Gelagatnya sekarang ini dalam kehidupan bernegara, baik lembaga eksekutif, maupun lembaga independen masing-masing mempunyai monyet di punggung, yaitu IMF dan HAM. Pengurangan subsidi bahan bakar minyak (BBM) dan tarif listrik (TL) yang menyebabkan kenaikan harga BBM dan TL tidak lain karena kuatir jangan-jangan dicakar oleh monyet yang berwujud IMF tersebut. Walaupun ada pemilahan harga BBM dan TL siapa yang masih patut mendapatkan subsidi, siapa yang tidak lagi patut mendapatkan subsidi, namun pada ujung-ujungnya rakyat kebanyakan sebagai konsumen yang akan memetik buah yang pahit. Pabrik-pabrik yang sumber energinya (BBM dan energi listrik) dalam pilahan itu mengalami kenaikan harga, tentu saja dalam kalkulasi biaya produksinya akan ditimpakan kepada konsumen. Yang ironis, bahkan menggelikan yaitu HAM mempunyai monyet berupa HAM pula. Komnas HAM (baca: KPP HAM Tim-Tim) mempunyai monyet di punggungnya berupa pengadilan HAM internasional. KPP HAM kuatir jangan-jangan dicakar punggungnya oleh lembaga internasional itu, sehingga tidak adil dalam melacak sumber informasi. Kedua ekor monyet itulah yang menyebabkan kita bangsa Indonesia kehilangan kedaulatan baik dalam bidang politik maupun ekonomi.

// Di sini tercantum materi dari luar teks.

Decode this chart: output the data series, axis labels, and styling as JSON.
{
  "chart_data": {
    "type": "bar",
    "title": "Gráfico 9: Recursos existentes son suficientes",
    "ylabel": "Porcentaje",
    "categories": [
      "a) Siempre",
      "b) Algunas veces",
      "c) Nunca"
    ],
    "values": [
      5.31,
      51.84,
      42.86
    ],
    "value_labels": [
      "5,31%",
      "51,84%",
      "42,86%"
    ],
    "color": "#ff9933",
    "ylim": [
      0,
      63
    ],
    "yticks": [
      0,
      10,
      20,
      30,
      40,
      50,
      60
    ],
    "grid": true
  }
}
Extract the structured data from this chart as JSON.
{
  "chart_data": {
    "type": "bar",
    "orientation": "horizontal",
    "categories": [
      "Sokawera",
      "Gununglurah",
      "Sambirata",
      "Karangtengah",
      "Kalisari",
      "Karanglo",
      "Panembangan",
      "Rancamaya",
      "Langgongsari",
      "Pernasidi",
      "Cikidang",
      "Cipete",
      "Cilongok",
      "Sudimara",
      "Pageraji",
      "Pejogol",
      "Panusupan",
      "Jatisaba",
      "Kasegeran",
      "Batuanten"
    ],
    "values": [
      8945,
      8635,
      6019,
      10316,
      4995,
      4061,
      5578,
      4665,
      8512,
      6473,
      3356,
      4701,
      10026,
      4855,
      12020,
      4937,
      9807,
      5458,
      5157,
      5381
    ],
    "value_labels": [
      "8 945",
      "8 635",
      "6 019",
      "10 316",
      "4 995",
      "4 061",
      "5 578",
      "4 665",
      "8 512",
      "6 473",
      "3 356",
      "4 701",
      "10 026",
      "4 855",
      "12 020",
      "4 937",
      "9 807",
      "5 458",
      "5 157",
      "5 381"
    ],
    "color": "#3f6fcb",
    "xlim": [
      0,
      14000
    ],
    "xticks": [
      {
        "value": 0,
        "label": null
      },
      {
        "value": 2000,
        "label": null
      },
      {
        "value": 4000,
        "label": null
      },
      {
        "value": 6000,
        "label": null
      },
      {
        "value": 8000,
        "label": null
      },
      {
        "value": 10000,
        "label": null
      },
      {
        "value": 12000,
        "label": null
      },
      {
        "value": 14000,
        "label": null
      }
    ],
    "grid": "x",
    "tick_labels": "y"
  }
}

Bahkan ada gelagat bahwa pengangkatan Henry Kisinger yang berdarah Amerika-Yahudi sebagai penasihat pesiden oleh Gus Dur (akrab dengan Lmbaga Yahudi), boleh jadi tidak terlepas dari penyakit monyet di punggung, takut dicakar oleh Amerika melalui IMF. Namun boleh jadi pula berupa umpan Gus Dur sebagai "test case" bagi sebagian besar sikap ummat Islam yang emosional terhadap Yahudi bukan karena masalah Palestina saja, melainkan berakar pada pengkhianatan orang Yahudi terhadap Nabi Muhammad SAW yang mencoba menusuk ummat Islam Madinah dari belakang tatkala perang khandaq (parit). Mudah-mudahan pengangkatan Henry Kisinger tidak mempersulit proses peninjauan kembali kontrak-kerja dengan PT. Freeport, yang sangat merugikan Indonesia.

***

Penyakit ada monyet di punggung, atau penyakit kuatir, atau penyakit jangan-jangan dalam bahasa Al Quran disebut penyakit khauf. Obat penyakit khauf ini adalah Firman Allah yang berikut: AN ALDZYN QALWA RBNA ALLH TSM ASTQAMWA FLA KHWF 'ALYHM WLAHM YHZNWN (S. ALAHQAF, 13), dibaca: innal ladzi-na qa-lu- rabbunaLa-hu tsummas taqa-mu- fala- khawfun 'alayhim wala-hum yahzanu-n (s. al ahqa-f), artinya: sesungguhnya (mereka) yang berkata Maha Pemelihara kami (yaitu) Allah, kemudian konsisten, maka tidak ada khauf atasnya dan tidaklah mereka berduka-cita (46:13). WaLla-hu a'lamu bishshawa-b.